SS | Feb 8, 2009 | Reply
Hola,
Maybe this is a stupid question. I co-owned a main home within the past three years when I was married. I was the secondary co-borrower. I am now divorced and purchased a home under my own credit and maiden name. This likely is not an exception to qualify, right? Just thought I’d ask since this is my first home under my maiden name and as a single person and primary borrower.
AC Hamilton III | Feb 8, 2009 | Reply
Co-owned and main home are the operative words that make you ineligible for the credit. You can’t have had ownership interest in a main home by any degree. If your name was not on the home you would qualify, whether married or not, but in reading your question it seems you were both, married, and co-owner. Nothing stupid about your question. It can be confusing.
P.S. Keep a close eye on what Obama is doing; maybe there is something there for you.
Thanks for visiting,
AC
SS | Feb 9, 2009 | Reply
Thank you. I appreciate your response.
ccchilders | Feb 17, 2009 | Reply
i own a home in NC. It has been a rental property since 2005. I moved to TX in 2006 and now in 2008 I have purchased a home do i qualify for the 7500.00
AC Hamilton III | Feb 17, 2009 | Reply
As long as you can prove that any home you owned or had ownership interest in for the preceding three years was rented and not your main (principal) home, you would qialify. You don’t have to prove it up front. I mean as long as you can, if asked. How much you qualify for depends on the price of the home. Review above.
AC
lost | Mar 5, 2009 | Reply
i just purchase my house 2/28/08 the title did not get change unitl march 3rd so i guess no loan for me my question is what credit do i get.. miss star and oh my new windows aren’t a tax credit ….

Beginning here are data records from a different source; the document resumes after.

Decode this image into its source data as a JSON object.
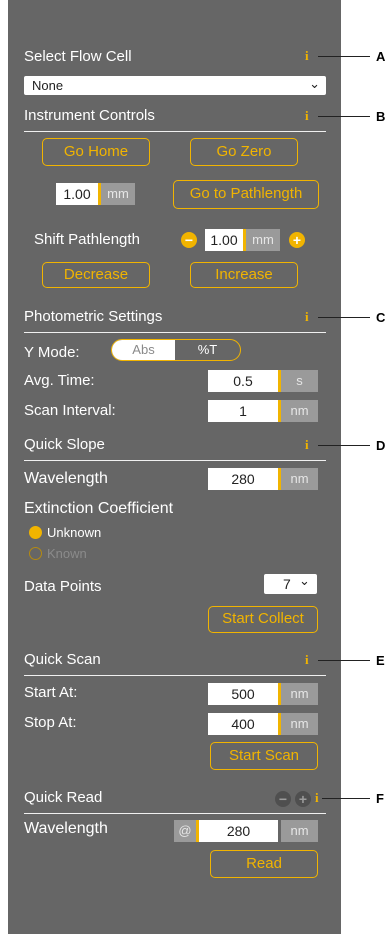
{
  "flow_cell": {
    "title": "Select Flow Cell",
    "selected": "None"
  },
  "instrument": {
    "title": "Instrument Controls",
    "go_home": "Go Home",
    "go_zero": "Go Zero",
    "pathlength_value": "1.00",
    "pathlength_unit": "mm",
    "go_to_pathlength": "Go to Pathlength",
    "shift_label": "Shift Pathlength",
    "shift_value": "1.00",
    "shift_unit": "mm",
    "decrease": "Decrease",
    "increase": "Increase"
  },
  "photometric": {
    "title": "Photometric Settings",
    "ymode_label": "Y Mode:",
    "abs": "Abs",
    "pct_t": "%T",
    "avg_time_label": "Avg. Time:",
    "avg_time_value": "0.5",
    "avg_time_unit": "s",
    "scan_interval_label": "Scan Interval:",
    "scan_interval_value": "1",
    "scan_interval_unit": "nm"
  },
  "quick_slope": {
    "title": "Quick Slope",
    "wavelength_label": "Wavelength",
    "wavelength_value": "280",
    "wavelength_unit": "nm",
    "ext_coeff_label": "Extinction Coefficient",
    "unknown": "Unknown",
    "known": "Known",
    "data_points_label": "Data Points",
    "data_points_value": "7",
    "start_collect": "Start Collect"
  },
  "quick_scan": {
    "title": "Quick Scan",
    "start_label": "Start At:",
    "start_value": "500",
    "start_unit": "nm",
    "stop_label": "Stop At:",
    "stop_value": "400",
    "stop_unit": "nm",
    "start_scan": "Start Scan"
  },
  "quick_read": {
    "title": "Quick Read",
    "wavelength_label": "Wavelength",
    "at": "@",
    "wavelength_value": "280",
    "wavelength_unit": "nm",
    "read": "Read"
  },
  "info_glyph": "i",
  "callouts": {
    "a": "A",
    "b": "B",
    "c": "C",
    "d": "D",
    "e": "E",
    "f": "F"
  },
  "colors": {
    "panel": "#666666",
    "accent": "#f1b400",
    "unit_bg": "#9a9a9a"
  }
}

dc in mi | Mar 15, 2009 | Reply
Is a downpayment from the Genesis Foundation considered “tax exempt mortgage revenue bonds”?
Matt | Mar 29, 2009 | Reply
Very informative. I think this is a win-win situation. 0% for 15 years?!?! How could you pass that up? And the payback is more than reasonable. It’s actually good to see that it is not a hand out that taxpayers are ultimately responsible for. It’s a hand up for responsible homeowners who will hopefully put that money back out into the marketplace and jumpstart this economy.